In a bid to avert a government crisis, Swedish Prime Minister Stefan Lofven on Thursday reshuffled his minority Cabinet, replacing two members, after opposition parties demanded the ouster of three government ministers over one of the largest security breaches in the country’s history.
Lofven says the heads of the interior and infrastructure ministries had requested to leave but that Defense Minister Peter Hultqvist will remain in the Cabinet because the no-confidence proposal against him was unfounded.
Addressing a news conference, Lofven described the opposition motion to file a no-confidence vote against the three government ministers as “hasty and ill-planned,” and said he did not want to continue the political crisis in Sweden.
“Now it’s up to the Parliament,” Lofven said.
The four right-wing opposition parties announced their plan on Wednesday but did not file the no-confidence motion. It was unclear if they would revise the planned motion to include only Hultqvist.
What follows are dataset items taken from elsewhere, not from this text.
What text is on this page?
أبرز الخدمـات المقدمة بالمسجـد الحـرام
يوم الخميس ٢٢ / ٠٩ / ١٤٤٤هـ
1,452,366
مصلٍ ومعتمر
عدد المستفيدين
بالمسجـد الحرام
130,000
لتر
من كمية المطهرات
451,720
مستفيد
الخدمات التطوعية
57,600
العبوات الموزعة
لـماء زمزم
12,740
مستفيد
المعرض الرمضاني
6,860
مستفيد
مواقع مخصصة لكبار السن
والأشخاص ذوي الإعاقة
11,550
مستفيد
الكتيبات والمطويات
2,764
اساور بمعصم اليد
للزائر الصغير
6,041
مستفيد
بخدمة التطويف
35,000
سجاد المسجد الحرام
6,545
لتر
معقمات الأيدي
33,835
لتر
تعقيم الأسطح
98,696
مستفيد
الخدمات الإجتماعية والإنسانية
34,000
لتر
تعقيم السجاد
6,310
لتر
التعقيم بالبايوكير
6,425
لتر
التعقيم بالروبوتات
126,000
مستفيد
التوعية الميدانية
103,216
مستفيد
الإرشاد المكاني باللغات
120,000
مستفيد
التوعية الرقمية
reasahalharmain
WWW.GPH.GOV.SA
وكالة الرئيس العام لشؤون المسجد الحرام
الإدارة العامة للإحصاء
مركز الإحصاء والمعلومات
The crisis came to a head when the populist, anti-immigrant Sweden Democrats said they would back the opposition in a no-confidence vote, giving them the required majority to oust the ministers.
The 2015 breach allowed IT workers abroad to access confidential information in Sweden’s government and police database when the Transport Agency outsourced some of its services to IBM in the Czech Republic.
The three government ministers are blamed for incompetence and delaying the release of information. Lofven, who described the incident as a disaster that put Sweden and Swedes in harm’s way, said he first heard about it in January — some 18 months after the leak occurred.
Officials say they do not know if the breach caused any tangible damage. The head of the Transport Agency was fired in January for negligence and waiving security clearance requirements for some foreign IT workers, Swedish reports said.